Stress is our body’s natural human response to change, and negative stress arises when these changes are perceived as a threat to our well-being. Stress can also commonly arise in times of vast uncertainty, similar to what we are currently experiencing in the COVID-19 pandemic. Many people are feeling a great deal of uncertainty about many things including the security and status of their jobs, the changes in theirs or their children’s academic environments, the ambiguity of future plans (weddings, graduation ceremonies, etc.), and just in our day-to-day lives. It can be difficult to navigate through these times when concrete answers are hard to come by, and we are bombarded with mixed messages all around us in the media. For many individuals stress is at an all-time high, which is completely understandable and normal under these circumstances. So how, with so much improbability and new challenges added to our already busy and demanding lives can we find some sense of calm? 

To begin, one simple way to restore some certainty in our lives is to look at the things we do have some control over. One of these things is our daily routines, which for many people have become quite disrupted due to the pandemic. This has led to heightened levels of stress and anxiety because we may feel like we are spinning out of control and find it difficult to get things back on track. It can be helpful to take the time to sit with yourself, or your partner, or even as a family to look at ways in which you can create some form of routine that feels safe and manageable. This may look like ensuring you are awake at the same time each morning and establishing a personal morning routine to begin the day. In doing so, this can help build a sense of stability in our lives, even as the situation in the outside world may feel less than stable, and hopefully provide some relief each day (even if only for a moment).

Another area that may be a potential stressor in many people’s lives is the amount of media and news they are exposing themselves to during this time. For many the constant stream of news and updates relating to the pandemic has become quite overwhelming. If this is something that is causing feelings of stress or even despair it may be helpful to check in on how often we expose ourselves to the media, and what sources we choose to trust. It can be helpful to choose one or two trusted sources, and limit ourselves to checking in once or twice daily. Overloading our minds with too much information about the pandemic and related issues can focus our thoughts more on worries and concerns, making it much more difficult to escape a negative headspace.
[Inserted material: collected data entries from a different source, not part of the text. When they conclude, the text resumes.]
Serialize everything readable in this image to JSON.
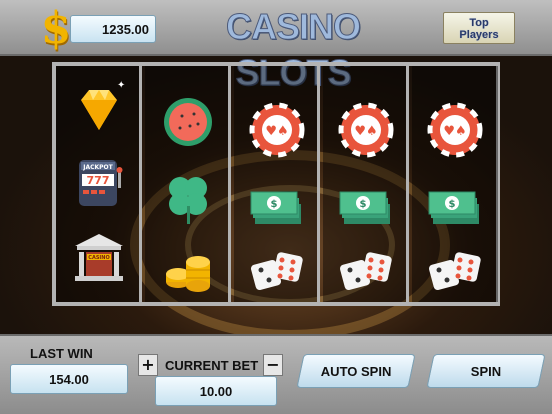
{
  "header": {
    "currency_icon": "$",
    "balance": "1235.00",
    "title": "CASINO SLOTS",
    "top_players_line1": "Top",
    "top_players_line2": "Players"
  },
  "reels": [
    [
      "diamond-icon",
      "jackpot-slot-machine-icon",
      "casino-building-icon"
    ],
    [
      "watermelon-icon",
      "clover-icon",
      "coins-icon"
    ],
    [
      "poker-chip-icon",
      "cash-stack-icon",
      "dice-icon"
    ],
    [
      "poker-chip-icon",
      "cash-stack-icon",
      "dice-icon"
    ],
    [
      "poker-chip-icon",
      "cash-stack-icon",
      "dice-icon"
    ]
  ],
  "symbol_text": {
    "jackpot": "JACKPOT",
    "sevens": "777",
    "casino": "CASINO"
  },
  "controls": {
    "last_win_label": "LAST WIN",
    "last_win_value": "154.00",
    "plus": "+",
    "minus": "−",
    "current_bet_label": "CURRENT BET",
    "current_bet_value": "10.00",
    "auto_spin": "AUTO SPIN",
    "spin": "SPIN"
  },
  "colors": {
    "coin": "#f2b400",
    "chip": "#e8553c",
    "cash": "#3aa37a",
    "clover": "#3fb886",
    "title": "#9fb9dc"
  }
}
Additionally, in times of great stress it is natural for our minds to focus on the negative thoughts that are circulating, and although examining and working through these thoughts can be helpful, too much time and attention on them makes it hard to relax and be present. A way to help bring ourselves out of this headspace is positive journaling. Positive journaling can include taking a few minutes each day, by possibly building it into our morning or nighttime routines, to jot down a few positive events or moments from the day or things we are grateful for. This helps us to acknowledge that although times may be stressful and more difficult then normal, there are still positive things occurring in our lives, and things to be grateful for. If this helps, even for a moment, to bring our attention away from anxiety-provoking thoughts, then it is a good place to start. 
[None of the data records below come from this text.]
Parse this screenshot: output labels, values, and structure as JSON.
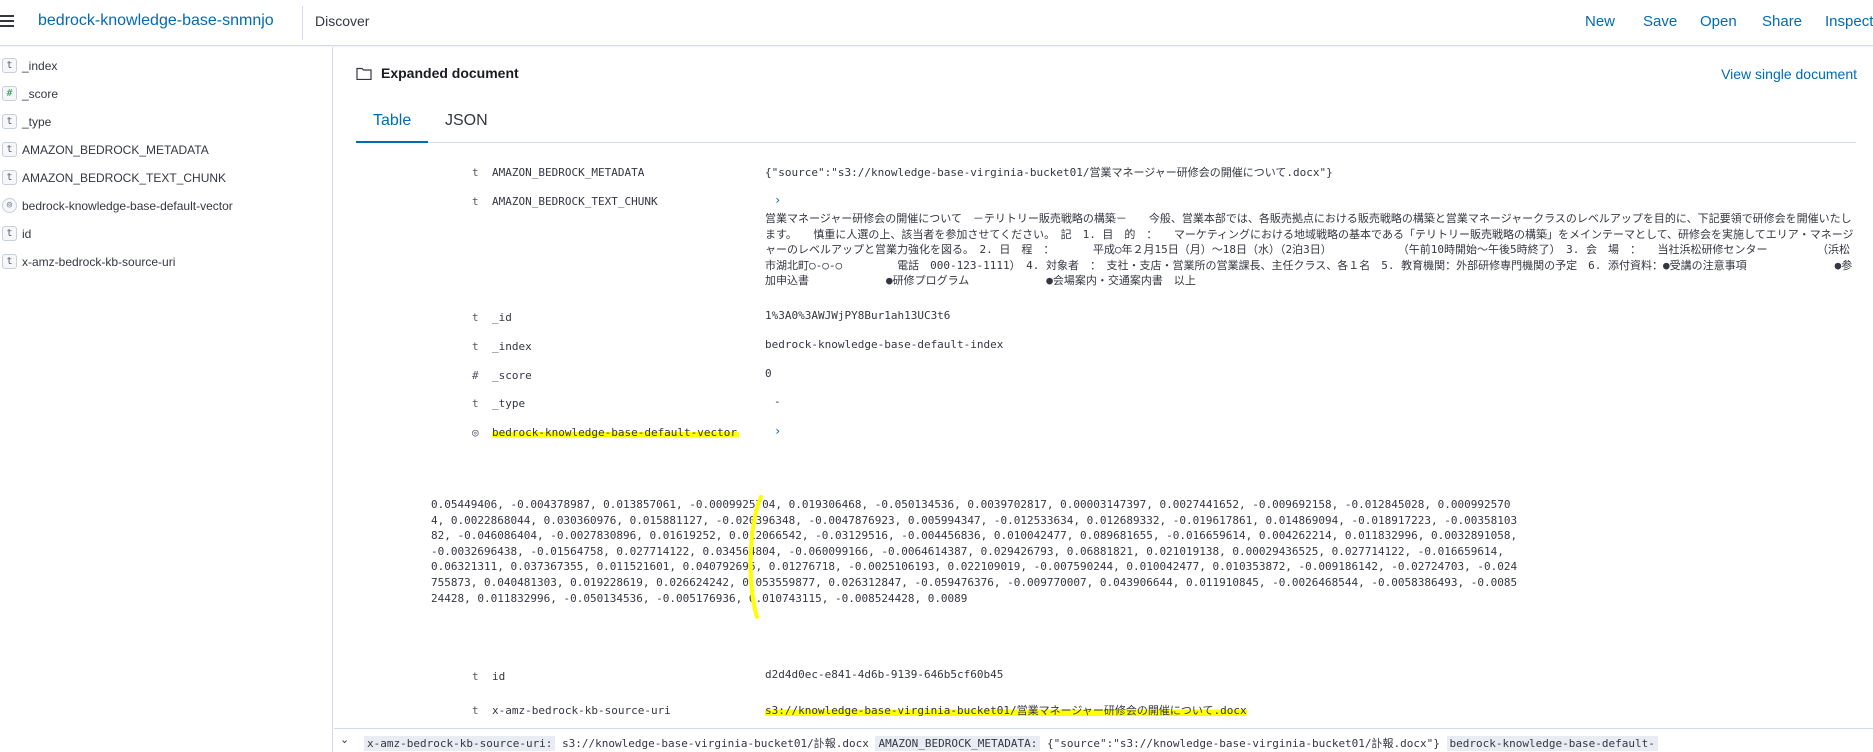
{
  "header": {
    "app_title": "bedrock-knowledge-base-snmnjo",
    "breadcrumb": "Discover",
    "nav": [
      "New",
      "Save",
      "Open",
      "Share",
      "Inspect"
    ]
  },
  "sidebar": {
    "fields": [
      {
        "type": "t",
        "name": "_index"
      },
      {
        "type": "#",
        "name": "_score"
      },
      {
        "type": "t",
        "name": "_type"
      },
      {
        "type": "t",
        "name": "AMAZON_BEDROCK_METADATA"
      },
      {
        "type": "t",
        "name": "AMAZON_BEDROCK_TEXT_CHUNK"
      },
      {
        "type": "◎",
        "name": "bedrock-knowledge-base-default-vector"
      },
      {
        "type": "t",
        "name": "id"
      },
      {
        "type": "t",
        "name": "x-amz-bedrock-kb-source-uri"
      }
    ]
  },
  "flyout": {
    "title": "Expanded document",
    "view_single": "View single document",
    "tabs": [
      "Table",
      "JSON"
    ]
  },
  "doc": {
    "metadata": {
      "type": "t",
      "name": "AMAZON_BEDROCK_METADATA",
      "value": "{\"source\":\"s3://knowledge-base-virginia-bucket01/営業マネージャー研修会の開催について.docx\"}"
    },
    "text_chunk": {
      "type": "t",
      "name": "AMAZON_BEDROCK_TEXT_CHUNK",
      "chevron": "›",
      "value": "営業マネージャー研修会の開催について　－テリトリー販売戦略の構築－　　今般、営業本部では、各販売拠点における販売戦略の構築と営業マネージャークラスのレベルアップを目的に、下記要領で研修会を開催いたします。　　慎重に人選の上、該当者を参加させてください。　記　1. 目　的　：　　マーケティングにおける地域戦略の基本である「テリトリー販売戦略の構築」をメインテーマとして、研修会を実施してエリア・マネージャーのレベルアップと営業力強化を図る。　2. 日　程　：　　　　平成○年２月15日（月）～18日（水）（2泊3日）　　　　　　　（午前10時開始～午後5時終了）　3. 会　場　：　　当社浜松研修センター　　　　　（浜松市湖北町○-○-○　　　　　電話　000-123-1111）　4. 対象者　：　支社・支店・営業所の営業課長、主任クラス、各１名　5. 教育機関：外部研修専門機関の予定　6. 添付資料：●受講の注意事項　　　　　　　　●参加申込書　　　　　　　●研修プログラム　　　　　　　●会場案内・交通案内書　以上"
    },
    "_id": {
      "type": "t",
      "name": "_id",
      "value": "1%3A0%3AWJWjPY8Bur1ah13UC3t6"
    },
    "_index": {
      "type": "t",
      "name": "_index",
      "value": "bedrock-knowledge-base-default-index"
    },
    "_score": {
      "type": "#",
      "name": "_score",
      "value": "0"
    },
    "_type": {
      "type": "t",
      "name": "_type",
      "value": "-"
    },
    "vector": {
      "type": "◎",
      "name": "bedrock-knowledge-base-default-vector",
      "chevron": "›",
      "value": "0.05449406, -0.004378987, 0.013857061, -0.0009925704, 0.019306468, -0.050134536, 0.0039702817, 0.00003147397, 0.0027441652, -0.009692158, -0.012845028, 0.0009925704, 0.0022868044, 0.030360976, 0.015881127, -0.020396348, -0.0047876923, 0.005994347, -0.012533634, 0.012689332, -0.019617861, 0.014869094, -0.018917223, -0.0035810382, -0.046086404, -0.0027830896, 0.01619252, 0.012066542, -0.03129516, -0.004456836, 0.010042477, 0.089681655, -0.016659614, 0.004262214, 0.011832996, 0.0032891058, -0.0032696438, -0.01564758, 0.027714122, 0.034564804, -0.060099166, -0.0064614387, 0.029426793, 0.06881821, 0.021019138, 0.00029436525, 0.027714122, -0.016659614, 0.06321311, 0.037367355, 0.011521601, 0.040792696, 0.01276718, -0.0025106193, 0.022109019, -0.007590244, 0.010042477, 0.010353872, -0.009186142, -0.02724703, -0.024755873, 0.040481303, 0.019228619, 0.026624242, 0.053559877, 0.026312847, -0.059476376, -0.009770007, 0.043906644, 0.011910845, -0.0026468544, -0.0058386493, -0.008524428, 0.011832996, -0.050134536, -0.005176936, 0.010743115, -0.008524428, 0.0089"
    },
    "id": {
      "type": "t",
      "name": "id",
      "value": "d2d4d0ec-e841-4d6b-9139-646b5cf60b45"
    },
    "source_uri": {
      "type": "t",
      "name": "x-amz-bedrock-kb-source-uri",
      "value": "s3://knowledge-base-virginia-bucket01/営業マネージャー研修会の開催について.docx"
    }
  },
  "bottom_row": {
    "chevron": "⌄",
    "k1": "x-amz-bedrock-kb-source-uri:",
    "v1": "s3://knowledge-base-virginia-bucket01/訃報.docx",
    "k2": "AMAZON_BEDROCK_METADATA:",
    "v2": "{\"source\":\"s3://knowledge-base-virginia-bucket01/訃報.docx\"}",
    "k3": "bedrock-knowledge-base-default-"
  },
  "colors": {
    "accent": "#006bb4",
    "highlight": "#ffff00"
  }
}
Another simple, yet very effective strategy in managing stress is grounding ourselves through our breath. Taking even 5 minutes at some point throughout our day to stop and be present with our breath can help to relax both our body and our mind. What is best about this strategy is that our breath is always with us – we don’t need any fancy tools or accessories! Our mind and body are intricately connected, so if we can work to calm our body and the physiological signs of stress through the power of our breath, our mind will often follow suit and begin to relax as well. This breathing practice also allows us to practice being still and focus on the present moment, to give our minds a break from getting too caught up in thinking about what the future holds.

Lastly, it is important that we tune in and listen to ourselves. It is helpful to check in to what our minds and bodies are telling us and pay attention to any warning signs that may be signaling that we may require some extra help. If we are experiencing overwhelming levels of stress and anxiety and are finding it very difficult to cope, it’s important to be aware of what professional resources are available. This may be a time to seek psychotherapy: to learn skills and strategies to manage your personal experience and symptoms of anxiety and stress. It may also include checking in with your family or Naturopathic Doctor as needed, as well as becoming familiar with local crisis services and mental health hotlines. Finally, it is important to remember that there is no single way to get through these very challenging times, everyone is in a unique situation, and building your own personal plan to manage stress and find some peace can be vital.